COS 55-7 - Comparing taxonomic and functional diversity in canopy insect communities across a space for time substitution: The role of productivity versus substrate age

Tuesday, August 8, 2017: 3:40 PM
C125-126, Oregon Convention Center
Elske Karolien Tielens, Entomology, University of Maryland, College Park, MD and Daniel S. Gruner, Department of Entomology, University of Maryland, College Park, MD
Background/Question/Methods

Understanding local diversity, turnover and community structure are key goals in community ecology. Increasingly, trait based approaches are used to identify generalities across communities- however this is generally constrained to specific fields and taxa (ie studies of tropical trees). I compare phytophagous insect (Hemiptera) functional and taxonomic diversity across community succession using a space for time chronosequence, and the role of environmental and spatial variables associated with this succession in explaining turnover in species composition.

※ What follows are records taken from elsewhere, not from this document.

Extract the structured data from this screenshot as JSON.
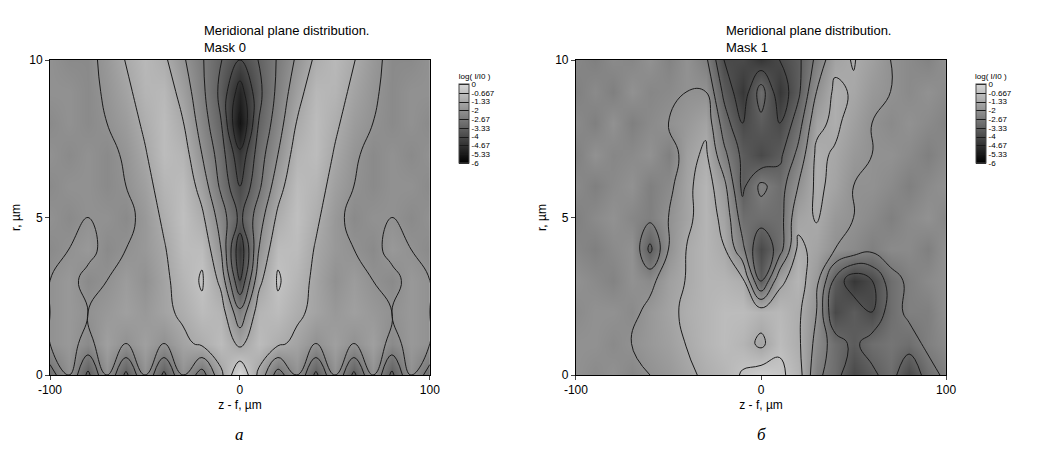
{
  "chart_data": [
    {
      "type": "contour",
      "title": [
        "Meridional plane distribution.",
        "Mask 0"
      ],
      "x_label": "z - f, µm",
      "y_label": "r, µm",
      "panel": "а",
      "xlim": [
        -100,
        100
      ],
      "ylim": [
        0,
        10
      ],
      "xticks": [
        -100,
        0,
        100
      ],
      "yticks": [
        0,
        5,
        10
      ],
      "grid": false,
      "x": [
        -100,
        -90,
        -80,
        -70,
        -60,
        -50,
        -40,
        -30,
        -20,
        -10,
        0,
        10,
        20,
        30,
        40,
        50,
        60,
        70,
        80,
        90,
        100
      ],
      "y": [
        0,
        1,
        2,
        3,
        4,
        5,
        6,
        7,
        8,
        9,
        10
      ],
      "z": [
        [
          -3,
          -2,
          -3.5,
          -2,
          -3.5,
          -2,
          -3.5,
          -2,
          -3,
          -1.5,
          0,
          -1.5,
          -3,
          -2,
          -3.5,
          -2,
          -3.5,
          -2,
          -3.5,
          -2,
          -3
        ],
        [
          -2,
          -1.8,
          -2.2,
          -1.6,
          -2,
          -1.6,
          -2,
          -1.5,
          -1.2,
          -0.8,
          -1.5,
          -0.8,
          -1.2,
          -1.5,
          -2,
          -1.6,
          -2,
          -1.6,
          -2.2,
          -1.8,
          -2
        ],
        [
          -2,
          -1.8,
          -2,
          -1.8,
          -1.6,
          -1.8,
          -1.5,
          -1.2,
          -0.8,
          -1,
          -2.5,
          -1,
          -0.8,
          -1.2,
          -1.5,
          -1.8,
          -1.6,
          -1.8,
          -2,
          -1.8,
          -2
        ],
        [
          -2,
          -1.8,
          -2.2,
          -2,
          -1.7,
          -2,
          -1.5,
          -1,
          -0.6,
          -1.5,
          -4,
          -1.5,
          -0.6,
          -1,
          -1.5,
          -2,
          -1.7,
          -2,
          -2.2,
          -1.8,
          -2
        ],
        [
          -2.2,
          -2,
          -1.8,
          -2.2,
          -2,
          -1.8,
          -1.4,
          -0.8,
          -0.8,
          -2,
          -4.5,
          -2,
          -0.8,
          -0.8,
          -1.4,
          -1.8,
          -2,
          -2.2,
          -1.8,
          -2,
          -2.2
        ],
        [
          -2,
          -2.2,
          -2,
          -2,
          -2.2,
          -1.8,
          -1.2,
          -0.7,
          -1.2,
          -2.3,
          -3.5,
          -2.3,
          -1.2,
          -0.7,
          -1.2,
          -1.8,
          -2.2,
          -2,
          -2,
          -2.2,
          -2
        ],
        [
          -2.2,
          -2,
          -2,
          -2.2,
          -2,
          -1.6,
          -1,
          -0.8,
          -1.6,
          -2.8,
          -4,
          -2.8,
          -1.6,
          -0.8,
          -1,
          -1.6,
          -2,
          -2.2,
          -2,
          -2,
          -2.2
        ],
        [
          -2,
          -2.2,
          -2,
          -2.2,
          -1.9,
          -1.4,
          -0.8,
          -1,
          -2,
          -3,
          -4.5,
          -3,
          -2,
          -1,
          -0.8,
          -1.4,
          -1.9,
          -2.2,
          -2,
          -2.2,
          -2
        ],
        [
          -2.2,
          -2,
          -2.2,
          -2,
          -1.7,
          -1.2,
          -0.8,
          -1.3,
          -2.3,
          -3.3,
          -5.5,
          -3.3,
          -2.3,
          -1.3,
          -0.8,
          -1.2,
          -1.7,
          -2,
          -2.2,
          -2,
          -2.2
        ],
        [
          -2,
          -2,
          -2.2,
          -1.9,
          -1.5,
          -1,
          -0.9,
          -1.6,
          -2.5,
          -3.5,
          -5,
          -3.5,
          -2.5,
          -1.6,
          -0.9,
          -1,
          -1.5,
          -1.9,
          -2.2,
          -2,
          -2
        ],
        [
          -2,
          -2.2,
          -2.2,
          -1.8,
          -1.3,
          -0.9,
          -1.2,
          -1.9,
          -2.6,
          -3.3,
          -4,
          -3.3,
          -2.6,
          -1.9,
          -1.2,
          -0.9,
          -1.3,
          -1.8,
          -2.2,
          -2.2,
          -2
        ]
      ],
      "colorbar": {
        "title": "log( I/I0 )",
        "range": [
          -6,
          0
        ],
        "ticks": [
          0,
          -0.667,
          -1.33,
          -2,
          -2.67,
          -3.33,
          -4,
          -4.67,
          -5.33,
          -6
        ]
      }
    },
    {
      "type": "contour",
      "title": [
        "Meridional plane distribution.",
        "Mask 1"
      ],
      "x_label": "z - f, µm",
      "y_label": "r, µm",
      "panel": "б",
      "xlim": [
        -100,
        100
      ],
      "ylim": [
        0,
        10
      ],
      "xticks": [
        -100,
        0,
        100
      ],
      "yticks": [
        0,
        5,
        10
      ],
      "grid": false,
      "x": [
        -100,
        -90,
        -80,
        -70,
        -60,
        -50,
        -40,
        -30,
        -20,
        -10,
        0,
        10,
        20,
        30,
        40,
        50,
        60,
        70,
        80,
        90,
        100
      ],
      "y": [
        0,
        1,
        2,
        3,
        4,
        5,
        6,
        7,
        8,
        9,
        10
      ],
      "z": [
        [
          -2,
          -2.2,
          -2,
          -2.3,
          -2,
          -1.8,
          -1.5,
          -1.2,
          -1,
          -0.6,
          -0.3,
          -0.5,
          -1,
          -2.5,
          -3,
          -4,
          -3.5,
          -3,
          -4,
          -3,
          -2.5
        ],
        [
          -2,
          -2,
          -2.2,
          -2,
          -1.8,
          -1.6,
          -1.3,
          -1,
          -0.8,
          -1,
          -1.5,
          -0.8,
          -1.2,
          -2.2,
          -3,
          -3.5,
          -3,
          -2.8,
          -3,
          -2.5,
          -2.2
        ],
        [
          -2.2,
          -2,
          -2,
          -2.2,
          -1.8,
          -1.5,
          -1.2,
          -1,
          -0.8,
          -0.8,
          -1,
          -0.9,
          -1.2,
          -2,
          -4,
          -3.5,
          -4,
          -3,
          -2.5,
          -2.5,
          -2
        ],
        [
          -2,
          -2.2,
          -2.4,
          -2,
          -2.2,
          -1.6,
          -1.3,
          -1,
          -1,
          -1.2,
          -3.5,
          -1.5,
          -1,
          -1.8,
          -3.5,
          -4.5,
          -4,
          -3,
          -2.5,
          -2.2,
          -2
        ],
        [
          -2.3,
          -2.5,
          -2.2,
          -2,
          -3.5,
          -2,
          -1.3,
          -1,
          -1.3,
          -2.5,
          -4,
          -3,
          -1.2,
          -1.5,
          -2,
          -2.2,
          -2.5,
          -2.2,
          -2.2,
          -2.5,
          -2
        ],
        [
          -2.5,
          -2.2,
          -2,
          -2.3,
          -2.5,
          -2,
          -1.5,
          -1,
          -1.5,
          -3,
          -3,
          -3,
          -1.5,
          -1.3,
          -1.8,
          -2,
          -2.2,
          -2.5,
          -2.2,
          -2,
          -2.3
        ],
        [
          -2.2,
          -2.5,
          -2.2,
          -2,
          -2.5,
          -2.2,
          -1.5,
          -1,
          -1.8,
          -3.5,
          -2.5,
          -3,
          -2,
          -1.2,
          -1.5,
          -2,
          -2,
          -2.2,
          -2.5,
          -2.2,
          -2
        ],
        [
          -2.5,
          -2,
          -2.3,
          -2.2,
          -2,
          -2.5,
          -1.6,
          -1.2,
          -2.5,
          -3.5,
          -4,
          -3.5,
          -2.5,
          -1.2,
          -1.4,
          -1.8,
          -2,
          -2,
          -2.2,
          -2.5,
          -2.2
        ],
        [
          -2.2,
          -2.5,
          -2,
          -2.5,
          -2.2,
          -2,
          -1.8,
          -1.5,
          -3,
          -4,
          -3.5,
          -4,
          -3,
          -1.5,
          -1.2,
          -1.6,
          -2,
          -2.2,
          -2,
          -2.2,
          -2.4
        ],
        [
          -2.5,
          -2.2,
          -2.5,
          -2,
          -2.3,
          -2.2,
          -2,
          -2,
          -3.5,
          -4.5,
          -3,
          -4.5,
          -3.5,
          -2,
          -1.2,
          -1.4,
          -1.8,
          -2,
          -2.2,
          -2,
          -2.2
        ],
        [
          -2.3,
          -2.5,
          -2.2,
          -2.3,
          -2,
          -2.4,
          -2,
          -2.5,
          -4,
          -4,
          -4.5,
          -4,
          -3.5,
          -2.5,
          -1.5,
          -1.3,
          -1.6,
          -2,
          -2.2,
          -2.4,
          -2
        ]
      ],
      "colorbar": {
        "title": "log( I/I0 )",
        "range": [
          -6,
          0
        ],
        "ticks": [
          0,
          -0.667,
          -1.33,
          -2,
          -2.67,
          -3.33,
          -4,
          -4.67,
          -5.33,
          -6
        ]
      }
    }
  ]
}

I sampled arboreal arthropod communities on the Hawaiian Islands, where geological ages of the substrate range from historic to Pleistocene. Native Hawaiian mesic forests are dominated by the polymorphic tree species Metrosideros polymorpha, allowing comparison of arboreal phytophagous insect communities on the same host across age and community development. I use novel model-based methods for multivariate abundance data as well as constrained ordination to analyze community composition. I compiled traits based on literature and morphological measurements related to mobility and resource use as well as body size.

Results/Conclusions

 Results indicate that Hemiptera species richness and abundance peaks at intermediate age high productivity plots. Similarly, turnover in taxonomic species composition is driven primarily by foliar nitrogen availability. In contrast, functional richness increases across geological age. Communities on younger substrates are functionally similar with the largest dissimilarities in functional composition being with the community on the oldest substrate. This response is driven primarily by differences in traits related to mobility; species on the oldest site have longer metatibia proportionate to their protibia indicating higher speed of movement and better jumping ability, larger wing areas and large body sizes. This fits with the hypothesis that young substrates are dominated by small organisms that arrive mostly by wind dispersal, where the increased structural complexity of the habitat on older substrates gives rise to communities with traits that facilitate navigation of complex forest. These results shed light on the structure of phytophagous insect communities across forest succession and the importance of considering community assembly from a functional perspective.